To reach the conclusion that mere classroom exposure to books that depict LGBTQ+ people living life happily burdens free exercise, Alito had to contort the meaning of canonical Supreme Court doctrine so that he could either ignore established precedent or turn it on its head. In dissent, Justice Sonia Sotomayor masterfully exposed Alito’s extralegal interpretive maneuvers. Yet all her eloquence will not and cannot protect America’s pluralistic constitutional democracy from a rogue group of justices who have demonstrated that they will take any opportunity to wreck it. In vain, Sotomayor explains how the Mahmoud majority has rewritten beyond all recognition two foundational free exercise decisions from the court, Wisconsin v. Yoder and West Virginia State Board of Education v. Barnette. She calls Alito out for ignoring other free exercise cases such as Lyng v. Northwestern Cemetery and Bowen v. Kendrick. She properly ridicules Alito:
In the majority’s eyes, reading aloud Uncle Bobby’s Wedding is just “like the compulsory high school education considered in Yoder.” That assertion is remarkable. Reading a storybook that portrays a family as happy at the news of their gay son’s engagement, the majority claims, is equivalent to a law that threatened the very “survival of [the] Amish communit[y]” in the United States. To read that sentence is to refute it.

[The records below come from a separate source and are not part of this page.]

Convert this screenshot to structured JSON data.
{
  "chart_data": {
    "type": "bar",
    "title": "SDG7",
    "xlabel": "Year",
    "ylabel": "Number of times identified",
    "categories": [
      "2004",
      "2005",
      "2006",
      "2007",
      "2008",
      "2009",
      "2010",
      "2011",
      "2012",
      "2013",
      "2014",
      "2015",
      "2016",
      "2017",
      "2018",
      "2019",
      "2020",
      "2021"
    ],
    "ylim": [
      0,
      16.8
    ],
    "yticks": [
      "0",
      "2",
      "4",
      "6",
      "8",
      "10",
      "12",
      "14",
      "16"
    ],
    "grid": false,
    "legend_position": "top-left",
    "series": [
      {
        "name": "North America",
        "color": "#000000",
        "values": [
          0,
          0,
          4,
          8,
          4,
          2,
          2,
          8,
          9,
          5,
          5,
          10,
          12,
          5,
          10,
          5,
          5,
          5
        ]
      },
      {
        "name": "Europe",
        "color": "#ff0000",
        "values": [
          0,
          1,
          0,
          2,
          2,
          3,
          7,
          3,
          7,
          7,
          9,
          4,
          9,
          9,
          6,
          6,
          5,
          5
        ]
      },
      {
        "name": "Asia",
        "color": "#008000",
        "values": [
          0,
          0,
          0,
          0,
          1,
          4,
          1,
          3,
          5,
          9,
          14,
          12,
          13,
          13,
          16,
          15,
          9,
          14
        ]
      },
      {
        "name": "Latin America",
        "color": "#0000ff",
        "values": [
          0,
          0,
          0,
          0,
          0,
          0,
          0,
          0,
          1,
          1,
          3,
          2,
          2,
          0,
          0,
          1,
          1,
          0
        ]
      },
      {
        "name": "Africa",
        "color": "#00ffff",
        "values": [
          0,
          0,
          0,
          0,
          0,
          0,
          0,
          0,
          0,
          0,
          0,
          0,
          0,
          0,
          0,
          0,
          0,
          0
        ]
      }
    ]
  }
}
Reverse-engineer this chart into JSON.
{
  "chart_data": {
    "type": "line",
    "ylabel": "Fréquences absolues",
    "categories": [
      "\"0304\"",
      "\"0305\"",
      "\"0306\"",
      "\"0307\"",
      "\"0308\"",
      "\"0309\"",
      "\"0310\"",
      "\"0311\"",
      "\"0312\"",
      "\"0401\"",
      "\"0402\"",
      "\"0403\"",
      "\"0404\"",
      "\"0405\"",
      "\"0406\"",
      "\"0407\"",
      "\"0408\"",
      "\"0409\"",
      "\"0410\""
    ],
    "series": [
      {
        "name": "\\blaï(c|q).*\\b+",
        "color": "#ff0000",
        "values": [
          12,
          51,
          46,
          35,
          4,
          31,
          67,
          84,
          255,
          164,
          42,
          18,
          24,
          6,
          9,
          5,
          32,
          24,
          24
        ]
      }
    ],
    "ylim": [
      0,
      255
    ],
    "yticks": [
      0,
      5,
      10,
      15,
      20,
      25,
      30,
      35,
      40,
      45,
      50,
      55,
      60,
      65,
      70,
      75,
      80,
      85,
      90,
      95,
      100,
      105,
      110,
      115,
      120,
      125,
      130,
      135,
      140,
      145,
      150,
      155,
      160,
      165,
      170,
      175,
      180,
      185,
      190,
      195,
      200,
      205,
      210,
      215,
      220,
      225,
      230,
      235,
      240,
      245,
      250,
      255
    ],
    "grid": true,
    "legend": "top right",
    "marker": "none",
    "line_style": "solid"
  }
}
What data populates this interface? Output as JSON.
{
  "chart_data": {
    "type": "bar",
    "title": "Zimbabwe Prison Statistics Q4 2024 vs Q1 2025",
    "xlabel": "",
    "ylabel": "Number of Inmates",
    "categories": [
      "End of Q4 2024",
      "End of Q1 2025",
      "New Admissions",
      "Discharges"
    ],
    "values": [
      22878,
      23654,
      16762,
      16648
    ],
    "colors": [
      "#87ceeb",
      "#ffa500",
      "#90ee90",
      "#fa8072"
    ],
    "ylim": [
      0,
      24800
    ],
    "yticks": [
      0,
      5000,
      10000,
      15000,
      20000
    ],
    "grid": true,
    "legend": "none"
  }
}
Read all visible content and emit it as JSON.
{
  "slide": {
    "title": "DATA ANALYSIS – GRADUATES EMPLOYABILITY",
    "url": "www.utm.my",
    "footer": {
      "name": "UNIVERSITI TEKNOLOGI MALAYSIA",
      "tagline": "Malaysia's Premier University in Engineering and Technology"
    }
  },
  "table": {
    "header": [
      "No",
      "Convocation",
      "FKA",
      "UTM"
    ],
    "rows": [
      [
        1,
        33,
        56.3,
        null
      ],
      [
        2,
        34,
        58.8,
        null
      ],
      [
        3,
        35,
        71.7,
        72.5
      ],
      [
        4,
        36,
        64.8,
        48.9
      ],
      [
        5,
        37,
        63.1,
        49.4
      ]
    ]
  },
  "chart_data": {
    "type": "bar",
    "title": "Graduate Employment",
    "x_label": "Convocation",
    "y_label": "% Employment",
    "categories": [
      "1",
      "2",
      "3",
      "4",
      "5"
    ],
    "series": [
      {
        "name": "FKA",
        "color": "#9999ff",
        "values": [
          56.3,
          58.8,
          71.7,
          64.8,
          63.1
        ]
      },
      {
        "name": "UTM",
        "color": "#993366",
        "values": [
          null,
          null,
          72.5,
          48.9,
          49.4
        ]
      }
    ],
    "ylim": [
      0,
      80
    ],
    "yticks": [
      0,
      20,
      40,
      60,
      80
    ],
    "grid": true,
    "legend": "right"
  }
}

Sotomayor identifies just a few of the almost infinite ways some parent or other will now be able to demand notice and excused absence whenever certain books are used in class: “Books expressing implicit support for patriotism, women’s rights, interfaith marriage, consumption of meat, immodest dress, and countless other topics may conflict with sincerely held religious beliefs and thus trigger stringent judicial review under the majority’s test.” She correctly maintains that the court’s opinion imposes on public schools impossible administrative burdens.
Wreaking havoc in public schools may well be part of Alito’s intent. After all, the white Christian right in America has been undermining public education ever since Brown v. Board of Education. But as bad as the disruptions and damage to public schools will be, Mahmoud will be infamous for grimmer reasons. Mahmoud makes clear that any municipal body that attempts to continue pluralistic democratic practices now knows for certain that participating in a lawsuit creates an opportunity for the Supreme Court to hand down anti-constitutional diktats. This means that potential litigants face a Kafkaesque choice: They can either decline to litigate and act in accordance with the theocratic, authoritarian result the Supreme Court would be likely to promulgate, or they can litigate and have the court officially embed that result in the law reports.
No official judicial outcome and a terrible state of affairs, or an anti-constitutional judicial outcome and a terrible state of affairs: hardly a meaningful choice. The current Supreme Court has shut its doors to those who would have their government actually realize pluralistic democracy in this country. It stands firmly with the anti-constitutional forces in Congress and the executive branch in the effort to consolidate fascist authoritarianism in the United States.